In 1954, the Philippine American Life Insurance Company which had built the first housing development in Quezon City offered PWU an adjacent lot on the condition that it be used as school in adherence to Philippine Homesite and Housing Corporation (PHHC) requirement. PWU then built a school on Gamboa’s specifications and this became JASMS Highway.
As the university fostered preservation of cultural and national heritage, Helena Benitez organized and developed the world-renowned Bayanihan Philippine Folk Dance Company in 1957. It was tasked to research on and conserve indigenous Philippine art forms in music, dance, costume, and folklore. A multi-awarded company both nationally and internationally, Bayanihan had awakened a new pride among Filipinos in their cultural heritage, added a new dimension to the country’s dance tradition and built reserve of international goodwill. In recognition, it was designated by legislation through Republic Act 8626 as the country’s National Folk Dance Company.
The financial quagmire was brought about by the miscalculation of another member of the family sitting as president in the 1990s. Unable to manage the bank loan to finance the redevelopment of JASMS and the purchase of a lot in Cavite for its possible relocation, the consequence was a mismatch between the sources of tuition income versus the uses of funds: salaries, maintenance, bank debt, and other expenses.
It was a slow and steady decline as the university accumulated debts with the bank’s threat to foreclose the PWU and JASMS properties. In its desire to save the institutions, in 2011, the Benitez clan entered a deal with Eusebio Tanco of STI Holdings to bail out P230 million bank loan as well as to provide additional funds to pay for salaries, retirement, facilities maintenance, and other operating expenses. Through professional and technical support, STI also helped to establish PWU’s accounting, financial, and human resources system.
In exchange for the bailout, the original agreement was for Tanco’s STI Holdings to get a 40 percent share after six months. However, the shares were not issued. PWU failed to honor the agreement which caused the ire of Tanco.

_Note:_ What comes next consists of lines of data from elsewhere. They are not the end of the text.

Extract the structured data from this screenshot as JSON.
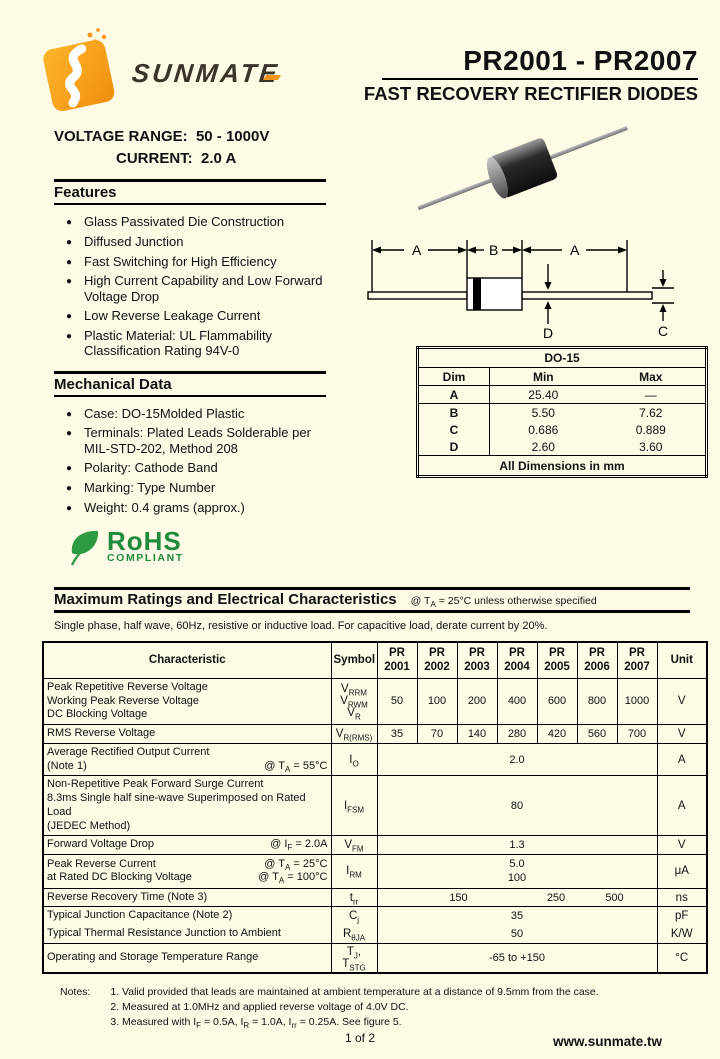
{
  "colors": {
    "background": "#FDFBE5",
    "brand_orange": "#F7941D",
    "rohs_green": "#1E8C3C",
    "text": "#111111"
  },
  "header": {
    "brand": "SUNMATE",
    "title": "PR2001 - PR2007",
    "subtitle": "FAST RECOVERY RECTIFIER DIODES"
  },
  "summary": {
    "voltage_label": "VOLTAGE  RANGE:",
    "voltage_value": "50 - 1000V",
    "current_label": "CURRENT:",
    "current_value": "2.0 A"
  },
  "features": {
    "heading": "Features",
    "items": [
      "Glass Passivated Die Construction",
      "Diffused Junction",
      "Fast Switching for High Efficiency",
      "High Current Capability and Low Forward Voltage Drop",
      "Low Reverse Leakage Current",
      "Plastic Material: UL Flammability Classification Rating 94V-0"
    ]
  },
  "mechanical": {
    "heading": "Mechanical Data",
    "items": [
      "Case: DO-15Molded Plastic",
      "Terminals: Plated Leads Solderable per MIL-STD-202, Method 208",
      "Polarity: Cathode Band",
      "Marking: Type Number",
      "Weight:  0.4 grams (approx.)"
    ]
  },
  "rohs": {
    "name": "RoHS",
    "compliant": "COMPLIANT"
  },
  "package": {
    "diagram_labels": {
      "a_left": "A",
      "b": "B",
      "a_right": "A",
      "c": "C",
      "d": "D"
    },
    "table": {
      "title": "DO-15",
      "headers": [
        "Dim",
        "Min",
        "Max"
      ],
      "rows": [
        [
          "A",
          "25.40",
          "—"
        ],
        [
          "B",
          "5.50",
          "7.62"
        ],
        [
          "C",
          "0.686",
          "0.889"
        ],
        [
          "D",
          "2.60",
          "3.60"
        ]
      ],
      "footer": "All Dimensions in mm"
    }
  },
  "ratings": {
    "heading": "Maximum Ratings and Electrical Characteristics",
    "condition_parts": [
      {
        "t": "@ T"
      },
      {
        "s": "A"
      },
      {
        "t": " = 25°C unless otherwise specified"
      }
    ],
    "subtitle": "Single phase, half wave, 60Hz, resistive or inductive load. For capacitive load, derate current by 20%.",
    "header": {
      "characteristic": "Characteristic",
      "symbol": "Symbol",
      "unit": "Unit",
      "models": [
        {
          "l1": "PR",
          "l2": "2001"
        },
        {
          "l1": "PR",
          "l2": "2002"
        },
        {
          "l1": "PR",
          "l2": "2003"
        },
        {
          "l1": "PR",
          "l2": "2004"
        },
        {
          "l1": "PR",
          "l2": "2005"
        },
        {
          "l1": "PR",
          "l2": "2006"
        },
        {
          "l1": "PR",
          "l2": "2007"
        }
      ]
    },
    "rows": {
      "reverse_voltage": {
        "lines": [
          "Peak Repetitive Reverse Voltage",
          "Working Peak Reverse Voltage",
          "DC Blocking Voltage"
        ],
        "sym1": [
          {
            "t": "V"
          },
          {
            "s": "RRM"
          }
        ],
        "sym2": [
          {
            "t": "V"
          },
          {
            "s": "RWM"
          }
        ],
        "sym3": [
          {
            "t": "V"
          },
          {
            "s": "R"
          }
        ],
        "values": [
          "50",
          "100",
          "200",
          "400",
          "600",
          "800",
          "1000"
        ],
        "unit": "V"
      },
      "rms_voltage": {
        "label": "RMS Reverse Voltage",
        "sym": [
          {
            "t": "V"
          },
          {
            "s": "R(RMS)"
          }
        ],
        "values": [
          "35",
          "70",
          "140",
          "280",
          "420",
          "560",
          "700"
        ],
        "unit": "V"
      },
      "avg_current": {
        "line1": "Average Rectified Output Current",
        "line2": "(Note 1)",
        "cond": [
          {
            "t": "@ T"
          },
          {
            "s": "A"
          },
          {
            "t": " = 55°C"
          }
        ],
        "sym": [
          {
            "t": "I"
          },
          {
            "s": "O"
          }
        ],
        "value": "2.0",
        "unit": "A"
      },
      "surge_current": {
        "lines": [
          "Non-Repetitive Peak Forward Surge Current",
          "8.3ms Single half sine-wave Superimposed on Rated Load",
          "(JEDEC Method)"
        ],
        "sym": [
          {
            "t": "I"
          },
          {
            "s": "FSM"
          }
        ],
        "value": "80",
        "unit": "A"
      },
      "forward_voltage": {
        "label": "Forward Voltage Drop",
        "cond": [
          {
            "t": "@ I"
          },
          {
            "s": "F"
          },
          {
            "t": " = 2.0A"
          }
        ],
        "sym": [
          {
            "t": "V"
          },
          {
            "s": "FM"
          }
        ],
        "value": "1.3",
        "unit": "V"
      },
      "reverse_current": {
        "line1": "Peak Reverse Current",
        "line2": "at Rated DC Blocking Voltage",
        "cond1": [
          {
            "t": "@ T"
          },
          {
            "s": "A"
          },
          {
            "t": " =  25°C"
          }
        ],
        "cond2": [
          {
            "t": "@ T"
          },
          {
            "s": "A"
          },
          {
            "t": " = 100°C"
          }
        ],
        "sym": [
          {
            "t": "I"
          },
          {
            "s": "RM"
          }
        ],
        "value1": "5.0",
        "value2": "100",
        "unit": "μA"
      },
      "recovery_time": {
        "label": "Reverse Recovery Time (Note 3)",
        "sym": [
          {
            "t": "t"
          },
          {
            "s": "rr"
          }
        ],
        "value1": "150",
        "value2": "250",
        "value3": "500",
        "unit": "ns"
      },
      "junction_capacitance": {
        "label": "Typical Junction Capacitance (Note 2)",
        "sym": [
          {
            "t": "C"
          },
          {
            "s": "j"
          }
        ],
        "value": "35",
        "unit": "pF"
      },
      "thermal_resistance": {
        "label": "Typical Thermal Resistance Junction to Ambient",
        "sym": [
          {
            "t": "R"
          },
          {
            "s": "θJA"
          }
        ],
        "value": "50",
        "unit": "K/W"
      },
      "temperature_range": {
        "label": "Operating and Storage Temperature Range",
        "sym": [
          {
            "t": "T"
          },
          {
            "s": "J"
          },
          {
            "t": ", T"
          },
          {
            "s": "STG"
          }
        ],
        "value": "-65 to +150",
        "unit": "°C"
      }
    }
  },
  "notes": {
    "label": "Notes:",
    "items": [
      [
        {
          "t": "1.  Valid provided that leads are maintained at ambient temperature at a distance of 9.5mm from the case."
        }
      ],
      [
        {
          "t": "2.  Measured at 1.0MHz and applied reverse voltage of 4.0V DC."
        }
      ],
      [
        {
          "t": "3.  Measured with I"
        },
        {
          "s": "F"
        },
        {
          "t": " = 0.5A, I"
        },
        {
          "s": "R"
        },
        {
          "t": " = 1.0A, I"
        },
        {
          "s": "rr"
        },
        {
          "t": " = 0.25A. See figure 5."
        }
      ]
    ]
  },
  "footer": {
    "page": "1 of 2",
    "website": "www.sunmate.tw"
  }
}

Things came to a head in 2015 when STI Holdings went to court to order foreclosure of PWU properties, a move averted when PWU entered into a rehabilitation program to correct its internal issues including debt payment to STI Holdings. It also prompted the resumption of talks between the Benitezes and Tanco over the future of PWU.
An agreement was reached whereby, STI Holdings accepted to be paid in kind as settlement for the loan. They acquire the PWU property in Davao and the prime JASMS property in Quezon City. Thus, PWU remains under the Benitezes who still keep the Manila campus. Although there maybe more complications to be addressed, for now, what counts is the agreement put an end to the bitter war which put PWU on the brink of existence.
Running against time, PWU survived its worst challenge in history shortly before the homestretch to centennial celebration. The determination synonymous to “women” – lives on!